En cambio, nada parece indicar que Pinochet vaya a sobrevivir a su muerte. Es cierto que quedan nostálgicos en Chile, donde, recordaremos, el plebiscito que terminó por costarle la chamba concluyó con un 56-44 en favor de los que no querían su continuidad, poco margen luego de los 17 años de torturados, desaparecidos y cargas policiacas, de esa insufrible prepotencia del clasemediero ñoño (sólo Franco le compite en este terreno) y esa propensión a apuñalar por la espalda, de la que la primera víctima fue el presidente Allende. Su imagen, muy mala cuando sus días en el poder, no ha hecho sino empeorar. Incluso su imagen de hombre recto aunque intransigente se ha caído a pedazos, luego de que le conocimos las cuentas millonarias en dólares y el fraude al fisco. Es un armario cerrado del que, cada vez que se abre, salen nuevos esqueletos, algunos con rastros de veneno.

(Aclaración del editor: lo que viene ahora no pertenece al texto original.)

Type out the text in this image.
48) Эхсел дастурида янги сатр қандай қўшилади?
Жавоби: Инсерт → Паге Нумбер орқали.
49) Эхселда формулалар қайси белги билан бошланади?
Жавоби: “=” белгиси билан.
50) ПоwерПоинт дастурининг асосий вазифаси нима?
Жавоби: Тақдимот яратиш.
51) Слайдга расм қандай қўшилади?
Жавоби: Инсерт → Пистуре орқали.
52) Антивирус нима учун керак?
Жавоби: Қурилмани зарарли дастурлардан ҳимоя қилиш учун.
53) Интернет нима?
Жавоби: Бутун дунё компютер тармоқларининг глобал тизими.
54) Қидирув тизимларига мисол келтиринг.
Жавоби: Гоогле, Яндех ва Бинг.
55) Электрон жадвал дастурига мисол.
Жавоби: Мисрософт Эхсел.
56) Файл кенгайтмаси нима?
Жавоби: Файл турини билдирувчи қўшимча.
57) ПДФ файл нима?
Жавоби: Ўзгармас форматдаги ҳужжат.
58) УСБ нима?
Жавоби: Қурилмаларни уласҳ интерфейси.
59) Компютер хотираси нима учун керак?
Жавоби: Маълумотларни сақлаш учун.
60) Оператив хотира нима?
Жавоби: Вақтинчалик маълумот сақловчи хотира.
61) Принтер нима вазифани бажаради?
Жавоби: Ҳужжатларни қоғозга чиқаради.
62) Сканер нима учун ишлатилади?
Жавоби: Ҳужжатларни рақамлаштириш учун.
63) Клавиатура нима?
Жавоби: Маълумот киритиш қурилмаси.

Eso explica que haya gozado de aceptación general la teoría de que Pablo Neruda, lejos de haber muerto de cáncer de próstata, como siempre se creyó, fue ejecutado con una inyección de toxinas a manos de la ominosa policía secreta, la DINA. Hoy, tras largos y complicados exámenes forenses hechos por chilenos, norteamericanos y españoles, sabemos que la historia es apócrifa. Pero su considerable durabilidad, desde que salió a la luz en 2011 hasta hace pocas semanas, refrendó nuestra imagen del dictador del bigotito insufrible, tan mala como el primer día. Nadie regresa de entre los muertos y no hay modo de matizar el hecho de que el general derrotó irremediablemente a las fuerzas de la izquierda chilena, pero dan ganas de decir que en un hipotético duelo de ultratumba por la imagen entre él y Neruda, éste se apuntó un round. Una mancha más en una reputación como la del dictador, que ya necesitaba de tintorería.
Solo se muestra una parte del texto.